The Bucklands were for a week or two the lions of Sofia society. They were dined, danced, invited to receptions and reviews; George was introduced to the King, who honoured him with two words and a cigarette. Then, in response to an agitated letter from the Honourable Mrs. Courtenay-Greene, he one day left by train for Constantinople, the gyro-car being conveyed on a truck, and thence returned home by steamer.
He had just come down from Cambridge for his first vacation when he received a letter from Maurice that threw Mrs. Courtenay-Greene into a fresh state of agitation. His leave having been cut short in the summer, Maurice had been recompensed with a fortnight at Christmas, and had decided to avail himself of this opportunity to revisit the hospitable Albanian and reward him, or, if his pride forbade the receipt of pecuniary compensation for the losses he had suffered, to thank him in person for the services he had rendered. George at once announced his intention of joining his brother, and despatched a telegram asking where they could meet. Mrs. Courtenay-Greene protested against being left to spend Christmas without her nephew’s society, but George was determined, averring that Christmas in Albania would be much better fun than in London. Sheila called him a pig, but in the next breath said he was quite right, and she only wished she could go too.

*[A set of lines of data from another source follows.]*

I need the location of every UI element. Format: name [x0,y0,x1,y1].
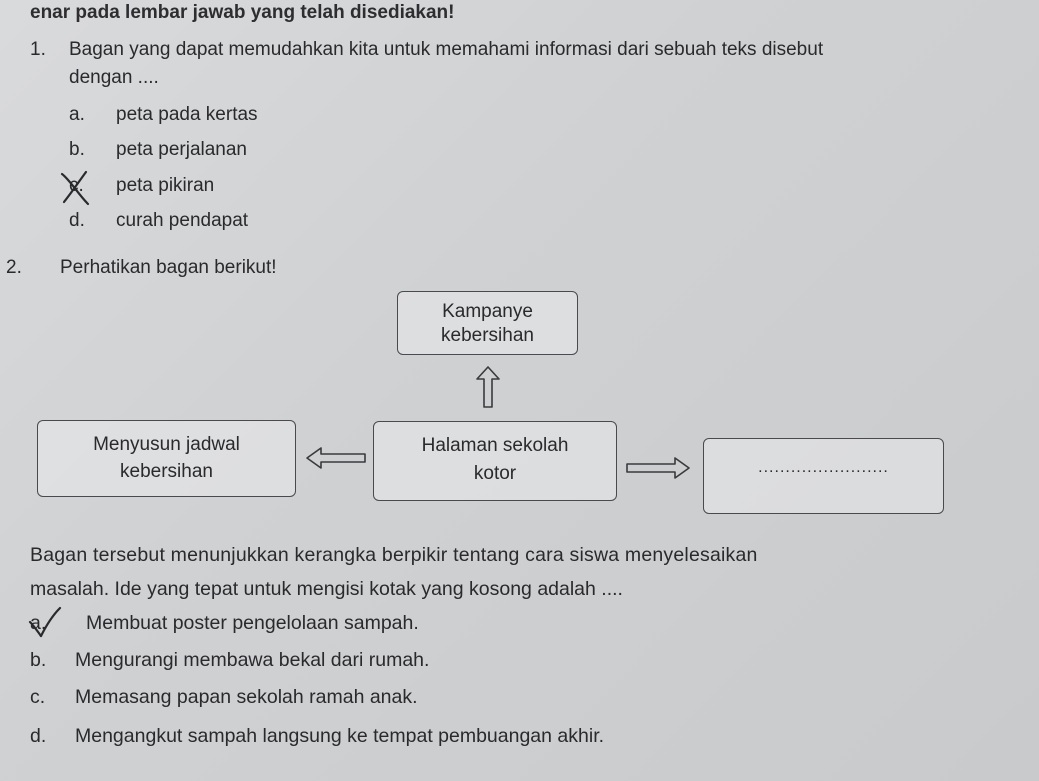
q2-option-b-letter: b. [30,649,47,671]
diagram-box-empty [703,438,944,514]
q2-option-a-letter: a. [30,612,47,634]
diagram-box-kampanye [397,291,578,355]
q2-option-b-text: Mengurangi membawa bekal dari rumah. [75,649,430,671]
arrow-right-icon [625,455,691,481]
q1-option-a-text: peta pada kertas [116,104,258,125]
q2-option-d-text: Mengangkut sampah langsung ke tempat pembuangan akhir. [75,725,605,747]
q1-option-c-text: peta pikiran [116,175,215,196]
box-halaman-line2: kotor [473,463,517,484]
box-menyusun-line1: Menyusun jadwal [93,434,240,455]
box-menyusun-line2: kebersihan [120,461,213,482]
question-2-number: 2. [6,257,22,278]
question-2-prompt-line1: Bagan tersebut menunjukkan kerangka berpikir tentang cara siswa menyelesaikan [30,544,758,566]
answer-cross-mark-icon [58,168,94,208]
q2-option-a-text: Membuat poster pengelolaan sampah. [86,612,419,634]
q1-option-b-text: peta perjalanan [116,139,247,160]
answer-check-mark-icon [24,604,64,640]
arrow-left-icon [305,445,367,471]
diagram-box-menyusun-jadwal [37,420,296,497]
arrow-up-icon [475,365,501,409]
q2-option-c-text: Memasang papan sekolah ramah anak. [75,686,418,708]
box-kampanye-line1: Kampanye [442,301,533,322]
box-empty-blank-line: ........................ [758,459,889,476]
box-kampanye-line2: kebersihan [441,325,534,346]
question-2-prompt-line2: masalah. Ide yang tepat untuk mengisi kotak yang kosong adalah .... [30,578,623,600]
question-2-text: Perhatikan bagan berikut! [60,257,277,278]
q2-option-d-letter: d. [30,725,47,747]
q1-option-b-letter: b. [69,139,85,160]
q1-option-c-letter: c. [69,175,84,196]
q1-option-d-letter: d. [69,210,85,231]
instruction-text: enar pada lembar jawab yang telah disediakan! [30,2,455,23]
diagram-box-halaman-sekolah [373,421,617,501]
q1-option-d-text: curah pendapat [116,210,249,231]
question-1-text-line1: Bagan yang dapat memudahkan kita untuk memahami informasi dari sebuah teks disebut [69,39,824,60]
question-1-number: 1. [30,39,46,60]
box-halaman-line1: Halaman sekolah [421,435,569,456]
q1-option-a-letter: a. [69,104,85,125]
question-1-text-line2: dengan .... [69,67,159,88]
q2-option-c-letter: c. [30,686,46,708]
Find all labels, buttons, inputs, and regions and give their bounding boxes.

The brothers met at Trieste, went thence to Scutari by steamer, and engaging a trustworthy guide, set off on horseback for Giulika’s dwelling in the hills.
It was a bright, cold afternoon when they jogged along the high road from Elbasan. The weather for the last week had been rainy, and George was aware for the first time that mud is not at its worst in London. On the low ground the road was sometimes impassable, and the riders had to pick their way where the mud was at least fathomable. When they came into the hills they found that their journey was scarcely less dangerous than it had been in summer with the gyro-car, for the horses slipped often on the rocky, frosted track, and the riders had to dismount and lead them.
They had nearly arrived at the path leading from the road to Giulika’s little village, and were resting at the top of a steep ascent, admiring the scene of wild grandeur outspread before them, when suddenly their ears were caught by the sound of a shot.